Concerning the second set of experiments we have obtained the results shown in Table 5. The results in the table show that in the case of using only title and abstract the novel method is much worse than its competitors.

Table 5. Comparison of the feature selection methods on the corpus using only title and abstract. Cells of the table contain the average and standard deviation of F-measure of a 10-fold cross validation. IG stands for information Gain. k-BDT stands for k Best Discriminative Terms. ‘+’ means that the value is statistically significantly better than the base line value. Base line values can be found in Table 3.
Table 6. Comparison of the feature selection methods on the data sets using full text. Cells of the table contain the average and standard deviation of F-measure of a 10-fold cross validation. IG stands for information Gain. k-BDT stands for k Best Discriminative Terms. ‘+’ means that the value is statistically significantly better than the base line value.
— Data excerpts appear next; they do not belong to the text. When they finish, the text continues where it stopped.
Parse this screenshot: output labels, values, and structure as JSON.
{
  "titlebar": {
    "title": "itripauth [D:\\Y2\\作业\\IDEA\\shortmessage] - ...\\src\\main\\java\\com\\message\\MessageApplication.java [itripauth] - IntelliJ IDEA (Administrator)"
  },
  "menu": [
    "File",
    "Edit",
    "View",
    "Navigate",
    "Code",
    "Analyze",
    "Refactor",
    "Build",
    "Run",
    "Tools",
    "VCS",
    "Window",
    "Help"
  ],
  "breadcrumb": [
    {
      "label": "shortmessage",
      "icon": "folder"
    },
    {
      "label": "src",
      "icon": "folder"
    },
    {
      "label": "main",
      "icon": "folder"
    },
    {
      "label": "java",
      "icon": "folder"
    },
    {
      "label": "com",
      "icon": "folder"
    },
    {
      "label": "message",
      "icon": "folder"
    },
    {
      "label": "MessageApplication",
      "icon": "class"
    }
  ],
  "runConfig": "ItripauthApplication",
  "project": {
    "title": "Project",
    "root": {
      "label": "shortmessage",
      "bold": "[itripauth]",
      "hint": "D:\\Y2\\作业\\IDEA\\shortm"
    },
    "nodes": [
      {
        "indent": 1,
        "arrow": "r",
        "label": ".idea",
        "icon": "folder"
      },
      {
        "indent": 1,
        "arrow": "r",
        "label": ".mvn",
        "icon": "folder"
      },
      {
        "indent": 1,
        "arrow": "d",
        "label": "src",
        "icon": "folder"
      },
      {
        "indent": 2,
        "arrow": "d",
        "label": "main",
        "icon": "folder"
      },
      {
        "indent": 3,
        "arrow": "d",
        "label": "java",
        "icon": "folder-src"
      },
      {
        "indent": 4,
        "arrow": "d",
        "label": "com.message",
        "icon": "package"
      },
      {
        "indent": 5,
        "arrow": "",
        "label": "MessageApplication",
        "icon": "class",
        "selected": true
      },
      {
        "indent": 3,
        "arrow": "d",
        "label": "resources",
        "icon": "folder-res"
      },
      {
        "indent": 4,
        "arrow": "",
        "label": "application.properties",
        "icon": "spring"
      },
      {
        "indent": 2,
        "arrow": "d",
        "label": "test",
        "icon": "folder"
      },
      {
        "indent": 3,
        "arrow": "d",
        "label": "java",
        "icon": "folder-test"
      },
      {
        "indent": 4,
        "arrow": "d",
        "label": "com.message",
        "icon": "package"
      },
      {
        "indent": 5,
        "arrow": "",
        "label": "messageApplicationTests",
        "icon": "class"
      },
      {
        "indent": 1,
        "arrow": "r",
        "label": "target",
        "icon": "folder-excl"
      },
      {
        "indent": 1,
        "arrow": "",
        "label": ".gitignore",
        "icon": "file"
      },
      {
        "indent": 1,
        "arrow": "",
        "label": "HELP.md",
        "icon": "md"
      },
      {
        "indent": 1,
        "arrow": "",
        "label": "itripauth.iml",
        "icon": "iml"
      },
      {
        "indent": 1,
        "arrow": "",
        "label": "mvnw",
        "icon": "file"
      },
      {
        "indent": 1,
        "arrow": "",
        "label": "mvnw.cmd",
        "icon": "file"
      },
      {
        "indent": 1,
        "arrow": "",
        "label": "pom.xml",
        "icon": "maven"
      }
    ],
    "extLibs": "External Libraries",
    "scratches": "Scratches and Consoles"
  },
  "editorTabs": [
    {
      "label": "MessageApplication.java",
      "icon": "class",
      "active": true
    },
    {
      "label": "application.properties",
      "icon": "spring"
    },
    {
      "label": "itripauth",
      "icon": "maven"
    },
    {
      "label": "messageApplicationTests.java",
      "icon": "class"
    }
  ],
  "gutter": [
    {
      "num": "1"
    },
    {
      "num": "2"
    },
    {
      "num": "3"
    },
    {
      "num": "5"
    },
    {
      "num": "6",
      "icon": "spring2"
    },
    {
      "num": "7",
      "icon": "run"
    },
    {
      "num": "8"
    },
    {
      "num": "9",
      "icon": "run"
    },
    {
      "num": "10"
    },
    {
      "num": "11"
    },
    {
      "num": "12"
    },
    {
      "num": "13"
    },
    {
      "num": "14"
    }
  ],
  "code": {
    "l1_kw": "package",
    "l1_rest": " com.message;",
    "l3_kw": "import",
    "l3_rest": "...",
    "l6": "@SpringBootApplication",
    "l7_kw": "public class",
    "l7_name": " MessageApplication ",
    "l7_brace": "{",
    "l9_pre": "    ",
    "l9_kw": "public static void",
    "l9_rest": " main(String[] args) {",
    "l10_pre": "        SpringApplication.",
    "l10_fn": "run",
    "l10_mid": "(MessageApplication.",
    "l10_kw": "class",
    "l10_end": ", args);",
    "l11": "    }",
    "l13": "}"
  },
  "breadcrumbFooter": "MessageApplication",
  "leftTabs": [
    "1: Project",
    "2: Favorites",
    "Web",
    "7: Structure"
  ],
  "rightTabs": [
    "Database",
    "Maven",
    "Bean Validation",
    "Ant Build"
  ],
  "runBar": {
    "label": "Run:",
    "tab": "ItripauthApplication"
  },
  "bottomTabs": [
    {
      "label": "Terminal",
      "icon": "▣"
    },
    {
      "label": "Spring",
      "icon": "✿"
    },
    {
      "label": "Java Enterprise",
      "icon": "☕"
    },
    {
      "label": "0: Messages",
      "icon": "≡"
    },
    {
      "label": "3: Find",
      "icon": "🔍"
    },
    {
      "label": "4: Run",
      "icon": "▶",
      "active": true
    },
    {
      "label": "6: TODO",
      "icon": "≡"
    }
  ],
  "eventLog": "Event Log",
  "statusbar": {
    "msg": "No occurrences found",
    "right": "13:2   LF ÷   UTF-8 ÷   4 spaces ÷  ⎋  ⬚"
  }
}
Base line values can be found in Table 4.

Concerning the third set of experiments we have obtained the best results with the novel method in all data sets. Table 6 shows the best results of the experiments to compare the study’s feature selection methods on the full text corpus. We can see that in all data sets the novel method achieves performances well above the base line value and better than the competitors. In data set c06 and using the half-k version of the k-BDT method we need only 100 attributes to achieve a very good performance.

6 Conclusions

In this paper we have presented and empirically evaluated a novel feature selection method. The method is based on the idea of finding terms that are frequent in the documents of one of the class values and infrequent in the other class values. We have compared the novel method with too other feature selection approaches for title and abstract and for full-text document classification.

The results of the novel method are much better than its competitors in all full text data sets used. However, the novel method seems to be inadequate for data sets using title and abstract only.

The results suggest that the novel method requires a very small number of attributes to achieve good performances. In one of the data sets used in the study, the novel method just need 100 attributes to achieve the best performance among the competitors.